I’ve looked at life from both sides now
From win and lose and still somehow
It’s life’s illusions I recall
I really don’t know life at all
– Joni Mitchell, Both Sides Now
These words could be a mediator’s anthem! A huge part of what we are trying to do is to understand the situation from both sides. This is very different from a court trial, which is based on the assumption that there is only one truth about what happened at a prior moment in time. But honestly, a lot of times, when I’m mediating, the truth is not really that important. That sounds weird, I know. I don’t always care about facts, but I care a lot about how each person experienced the situation. For instance, it’s less important to me whether one person in a couple actually said the words, “You are a loser.” It’s more important that the other person felt ridiculed and judged.
It seems uncanny that Joni Mitchell wrote Both Sides Now in 1969, when she was only 26. She was young and healthy and seemed to have it all. Her songs were everywhere. Listening to music was a collective experience then. We played her albums on our record players music wafted through the house. We heard the songs from our brother’s rooms and other people’s car radios and over the loudspeakers in supermarkets. We spent hours memorizing the song lyrics, which were printed on the album cover. Joni’s songwriting was complicated and beautiful. Her voice was pure and high and lilting. How could she, at the age of 26, write about life and love (and clouds)?
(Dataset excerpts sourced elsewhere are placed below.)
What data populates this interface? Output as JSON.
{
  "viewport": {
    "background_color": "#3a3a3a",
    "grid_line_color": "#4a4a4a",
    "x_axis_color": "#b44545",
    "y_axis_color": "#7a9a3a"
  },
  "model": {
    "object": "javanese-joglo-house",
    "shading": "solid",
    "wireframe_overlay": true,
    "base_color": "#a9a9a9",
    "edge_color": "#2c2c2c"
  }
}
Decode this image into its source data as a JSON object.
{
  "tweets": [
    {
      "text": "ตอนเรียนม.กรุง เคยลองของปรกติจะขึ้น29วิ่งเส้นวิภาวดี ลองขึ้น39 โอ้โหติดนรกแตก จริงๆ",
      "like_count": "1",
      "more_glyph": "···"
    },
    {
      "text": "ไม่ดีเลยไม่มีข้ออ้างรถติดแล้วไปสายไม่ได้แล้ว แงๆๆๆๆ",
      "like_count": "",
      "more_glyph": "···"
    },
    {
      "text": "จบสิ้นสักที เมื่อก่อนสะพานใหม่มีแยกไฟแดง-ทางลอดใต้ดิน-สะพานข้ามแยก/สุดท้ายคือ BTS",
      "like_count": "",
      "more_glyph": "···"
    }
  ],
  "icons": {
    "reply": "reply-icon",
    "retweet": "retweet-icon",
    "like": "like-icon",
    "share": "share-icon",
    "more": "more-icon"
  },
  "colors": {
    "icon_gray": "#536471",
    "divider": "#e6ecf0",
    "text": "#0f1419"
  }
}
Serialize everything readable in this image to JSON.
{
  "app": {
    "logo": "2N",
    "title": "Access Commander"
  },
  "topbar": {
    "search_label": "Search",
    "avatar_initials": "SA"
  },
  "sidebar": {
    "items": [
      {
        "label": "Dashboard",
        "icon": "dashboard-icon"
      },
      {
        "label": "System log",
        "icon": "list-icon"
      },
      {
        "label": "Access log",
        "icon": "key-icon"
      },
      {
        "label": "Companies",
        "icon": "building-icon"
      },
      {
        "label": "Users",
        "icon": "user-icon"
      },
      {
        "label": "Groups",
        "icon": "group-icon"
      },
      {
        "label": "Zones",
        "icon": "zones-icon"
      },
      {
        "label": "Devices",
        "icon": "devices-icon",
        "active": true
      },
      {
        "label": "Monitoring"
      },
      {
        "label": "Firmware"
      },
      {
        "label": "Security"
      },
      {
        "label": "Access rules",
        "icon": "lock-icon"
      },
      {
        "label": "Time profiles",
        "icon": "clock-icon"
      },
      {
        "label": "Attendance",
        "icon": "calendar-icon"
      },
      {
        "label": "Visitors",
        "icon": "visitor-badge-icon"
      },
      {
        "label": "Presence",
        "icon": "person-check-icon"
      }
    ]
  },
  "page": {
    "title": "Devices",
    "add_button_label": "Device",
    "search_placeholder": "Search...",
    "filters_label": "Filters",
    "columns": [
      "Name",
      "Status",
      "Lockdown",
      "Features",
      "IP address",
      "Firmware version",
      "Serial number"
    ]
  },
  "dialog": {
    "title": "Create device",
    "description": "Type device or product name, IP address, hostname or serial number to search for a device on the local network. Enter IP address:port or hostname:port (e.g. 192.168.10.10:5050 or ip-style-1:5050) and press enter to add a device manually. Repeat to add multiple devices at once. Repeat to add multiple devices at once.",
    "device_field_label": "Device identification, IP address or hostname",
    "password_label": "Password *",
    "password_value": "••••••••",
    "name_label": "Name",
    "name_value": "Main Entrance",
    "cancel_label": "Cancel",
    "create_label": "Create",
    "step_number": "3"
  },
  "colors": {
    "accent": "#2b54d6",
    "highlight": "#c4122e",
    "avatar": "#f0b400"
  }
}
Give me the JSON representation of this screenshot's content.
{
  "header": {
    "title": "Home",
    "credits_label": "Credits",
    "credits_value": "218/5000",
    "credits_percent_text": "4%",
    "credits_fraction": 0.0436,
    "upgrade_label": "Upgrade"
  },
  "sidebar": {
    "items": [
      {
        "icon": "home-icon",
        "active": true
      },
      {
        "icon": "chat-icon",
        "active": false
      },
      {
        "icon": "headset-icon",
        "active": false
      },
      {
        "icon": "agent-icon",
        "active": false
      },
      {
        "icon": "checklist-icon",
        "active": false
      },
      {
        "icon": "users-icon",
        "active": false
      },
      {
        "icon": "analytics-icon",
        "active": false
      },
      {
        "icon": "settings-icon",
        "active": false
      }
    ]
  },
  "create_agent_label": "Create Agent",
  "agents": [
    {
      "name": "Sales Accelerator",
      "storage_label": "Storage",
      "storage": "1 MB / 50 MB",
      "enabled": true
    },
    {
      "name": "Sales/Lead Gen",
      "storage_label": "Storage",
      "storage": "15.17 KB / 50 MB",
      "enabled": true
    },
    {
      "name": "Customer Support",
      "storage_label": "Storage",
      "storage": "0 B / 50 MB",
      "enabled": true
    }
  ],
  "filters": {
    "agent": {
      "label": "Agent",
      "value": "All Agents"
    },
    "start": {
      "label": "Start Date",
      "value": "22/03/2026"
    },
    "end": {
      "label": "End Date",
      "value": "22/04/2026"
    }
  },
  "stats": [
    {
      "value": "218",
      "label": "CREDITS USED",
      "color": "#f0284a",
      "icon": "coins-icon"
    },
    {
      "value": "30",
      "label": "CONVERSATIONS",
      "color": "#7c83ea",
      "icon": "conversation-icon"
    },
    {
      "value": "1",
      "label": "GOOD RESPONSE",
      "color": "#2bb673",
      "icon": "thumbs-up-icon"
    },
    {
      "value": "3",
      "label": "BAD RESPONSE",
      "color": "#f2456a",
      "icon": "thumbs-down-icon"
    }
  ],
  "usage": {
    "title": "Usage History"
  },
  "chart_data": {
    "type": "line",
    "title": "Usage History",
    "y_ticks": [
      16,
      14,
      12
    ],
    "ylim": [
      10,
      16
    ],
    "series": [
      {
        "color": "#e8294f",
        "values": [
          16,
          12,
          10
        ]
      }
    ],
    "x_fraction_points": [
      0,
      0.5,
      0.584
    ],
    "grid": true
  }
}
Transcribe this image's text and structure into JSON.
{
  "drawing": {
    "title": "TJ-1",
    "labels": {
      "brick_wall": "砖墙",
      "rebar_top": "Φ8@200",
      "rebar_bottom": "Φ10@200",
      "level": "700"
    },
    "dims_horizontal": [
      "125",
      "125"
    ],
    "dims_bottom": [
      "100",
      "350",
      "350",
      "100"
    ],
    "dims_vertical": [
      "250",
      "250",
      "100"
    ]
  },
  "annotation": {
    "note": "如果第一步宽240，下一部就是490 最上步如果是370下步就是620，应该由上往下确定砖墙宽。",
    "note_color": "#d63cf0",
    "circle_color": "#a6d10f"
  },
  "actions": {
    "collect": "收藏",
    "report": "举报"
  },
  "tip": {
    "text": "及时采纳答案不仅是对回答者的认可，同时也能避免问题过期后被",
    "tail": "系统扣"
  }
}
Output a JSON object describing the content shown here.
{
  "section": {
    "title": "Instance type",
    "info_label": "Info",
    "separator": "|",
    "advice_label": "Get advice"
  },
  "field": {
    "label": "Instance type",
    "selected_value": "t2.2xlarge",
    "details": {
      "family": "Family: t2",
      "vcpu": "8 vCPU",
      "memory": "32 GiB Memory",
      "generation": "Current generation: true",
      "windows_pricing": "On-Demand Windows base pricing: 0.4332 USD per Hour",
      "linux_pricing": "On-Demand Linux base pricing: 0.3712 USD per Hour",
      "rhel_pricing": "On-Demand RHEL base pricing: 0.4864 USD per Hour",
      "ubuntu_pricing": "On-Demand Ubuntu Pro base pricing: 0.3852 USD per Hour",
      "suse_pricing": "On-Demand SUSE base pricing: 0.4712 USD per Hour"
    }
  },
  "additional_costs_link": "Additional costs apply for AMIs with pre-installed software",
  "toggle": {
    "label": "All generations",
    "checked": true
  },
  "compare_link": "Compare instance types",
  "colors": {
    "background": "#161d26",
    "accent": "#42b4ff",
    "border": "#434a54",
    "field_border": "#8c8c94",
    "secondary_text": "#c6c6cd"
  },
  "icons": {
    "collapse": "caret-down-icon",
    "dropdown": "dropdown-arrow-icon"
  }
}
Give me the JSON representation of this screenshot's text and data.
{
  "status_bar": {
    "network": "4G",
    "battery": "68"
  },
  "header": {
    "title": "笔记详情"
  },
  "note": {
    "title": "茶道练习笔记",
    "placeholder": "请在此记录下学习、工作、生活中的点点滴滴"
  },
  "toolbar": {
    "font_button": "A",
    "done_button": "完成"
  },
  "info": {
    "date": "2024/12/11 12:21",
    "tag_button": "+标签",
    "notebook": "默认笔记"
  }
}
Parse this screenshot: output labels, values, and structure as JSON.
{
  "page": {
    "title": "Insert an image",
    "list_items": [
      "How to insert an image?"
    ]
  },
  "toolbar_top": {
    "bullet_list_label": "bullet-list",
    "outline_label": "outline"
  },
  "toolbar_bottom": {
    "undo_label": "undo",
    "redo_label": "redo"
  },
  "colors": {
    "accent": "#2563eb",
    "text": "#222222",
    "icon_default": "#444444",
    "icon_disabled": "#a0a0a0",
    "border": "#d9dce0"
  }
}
Joni stopped performing 20 years ago, and she had a brain aneurism in 2015, which stole her ability to walk and to talk. She describes the next few years as a ‘return to infancy.’ She must have worked incredibly hard. This week, she made a surprise appearance at the Newport Folk Festival and played a whole set, supported by Grammy Award winner, Brandi Carlisle, Wyonna Judd and others.
Joni’s voice is much lower now. Her words come out slower. She doesn’t always quite hit the high notes. But her timing is still impeccable, she knows all the words to all the songs, and just how to deliver them. That she could get to a point where she could perform at all must be the result of great doctors and therapists and Joni’s great determination and joie de vivre.
It’s all the more poignant to hear Joni sing this now, knowing what she has been through. You could look at this performance and compare the present day Joni to the younger Joni and see what is lost. Or you could look at it and see her incredible soul shining through, in spite of it all. We humans are all so frail, so vulnerable. And what an incredible triumph of her human spirit.
Well, something’s lost, but something’s gained
In living every day
Viva Joni! Viva you! Whatever you are going through, keep going.